In the city the population was spread out, with 26.1% under the age of 18, 8.9% from 18 to 24, 25.9% from 25 to 44, 24.0% from 45 to 64, and 15.1% who were 65 years of age or older. The median age was 37 years. For every 100 females, there were 100.4 males. For every 100 females age 18 and over, there were 84.4 males.

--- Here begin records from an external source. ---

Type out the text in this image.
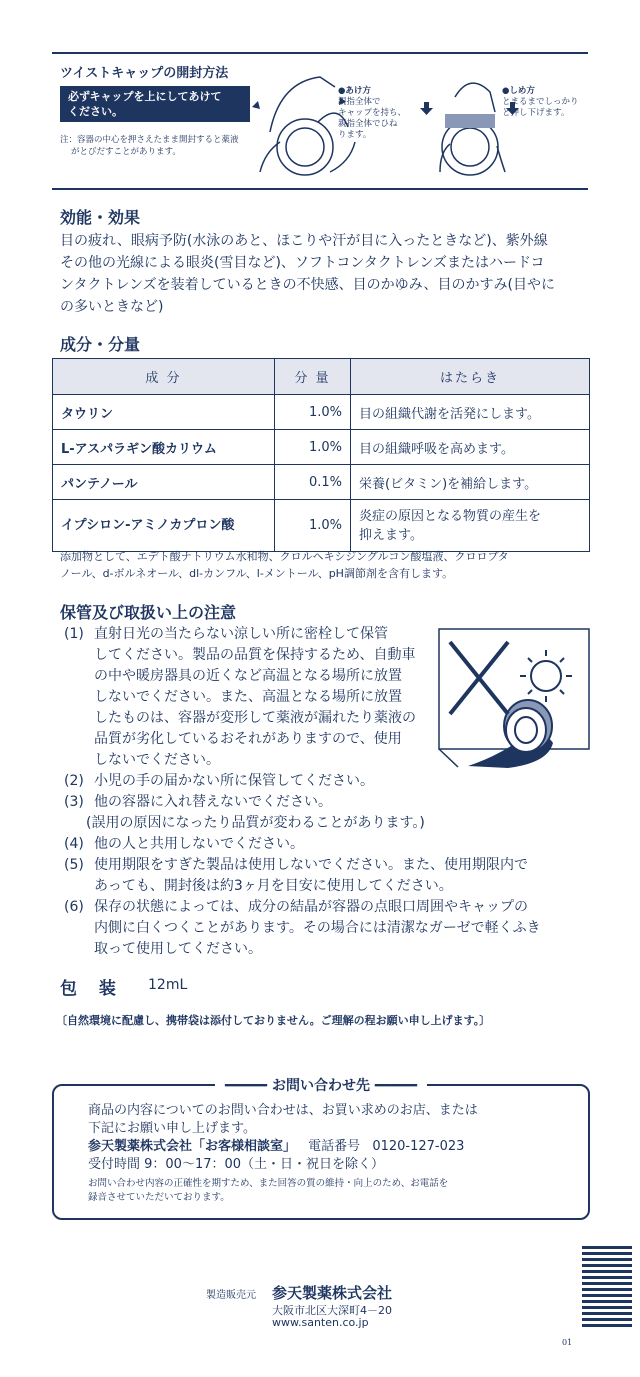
ツイストキャップの開封方法
必ずキャップを上にしてあけて
ください。
注：容器の中心を押さえたまま開封すると薬液
がとびだすことがあります。
●あけ方
親指全体で
キャップを持ち、
親指全体でひね
ります。
●しめ方
とまるまでしっかり
と押し下げます。
効能・効果
目の疲れ、眼病予防(水泳のあと、ほこりや汗が目に入ったときなど)、紫外線
その他の光線による眼炎(雪目など)、ソフトコンタクトレンズまたはハードコ
ンタクトレンズを装着しているときの不快感、目のかゆみ、目のかすみ(目やに
の多いときなど)
成分・分量
成 分	分 量	はたらき
タウリン	1.0%	目の組織代謝を活発にします。
L-アスパラギン酸カリウム	1.0%	目の組織呼吸を高めます。
パンテノール	0.1%	栄養(ビタミン)を補給します。
イプシロン-アミノカプロン酸	1.0%	炎症の原因となる物質の産生を
抑えます。
添加物として、エデト酸ナトリウム水和物、クロルヘキシジングルコン酸塩液、クロロブタ
ノール、d-ボルネオール、dl-カンフル、l-メントール、pH調節剤を含有します。
保管及び取扱い上の注意
(1) 直射日光の当たらない涼しい所に密栓して保管
してください。製品の品質を保持するため、自動車
の中や暖房器具の近くなど高温となる場所に放置
しないでください。また、高温となる場所に放置
したものは、容器が変形して薬液が漏れたり薬液の
品質が劣化しているおそれがありますので、使用
しないでください。
(2) 小児の手の届かない所に保管してください。
(3) 他の容器に入れ替えないでください。
(誤用の原因になったり品質が変わることがあります。)
(4) 他の人と共用しないでください。
(5) 使用期限をすぎた製品は使用しないでください。また、使用期限内で
あっても、開封後は約3ヶ月を目安に使用してください。
(6) 保存の状態によっては、成分の結晶が容器の点眼口周囲やキャップの
内側に白くつくことがあります。その場合には清潔なガーゼで軽くふき
取って使用してください。
包 装 12mL
〔自然環境に配慮し、携帯袋は添付しておりません。ご理解の程お願い申し上げます。〕
━━━━━ お問い合わせ先 ━━━━━
商品の内容についてのお問い合わせは、お買い求めのお店、または
下記にお願い申し上げます。
参天製薬株式会社「お客様相談室」 電話番号 0120-127-023
受付時間 9：00～17：00（土・日・祝日を除く）
お問い合わせ内容の正確性を期すため、また回答の質の維持・向上のため、お電話を
録音させていただいております。
製造販売元 参天製薬株式会社
大阪市北区大深町4－20
www.santen.co.jp
01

The median income for a household in the city was $34,861, and the median income for a family was $47,727. Males had a median income of $34,500 versus $24,808 for females. The per capita income for the city was $17,537. About 4.3% of families and 11.4% of the population were below the poverty line, including 12.5% of those under age 18 and 18.8% of those age 65 or over.

==Education==
North Platte County R-I School District is the local school district. It operates two schools in the community: North Platte Jr. High School and North Platte High School.

Dearborn has a public library, a branch of the Mid-Continent Public Library.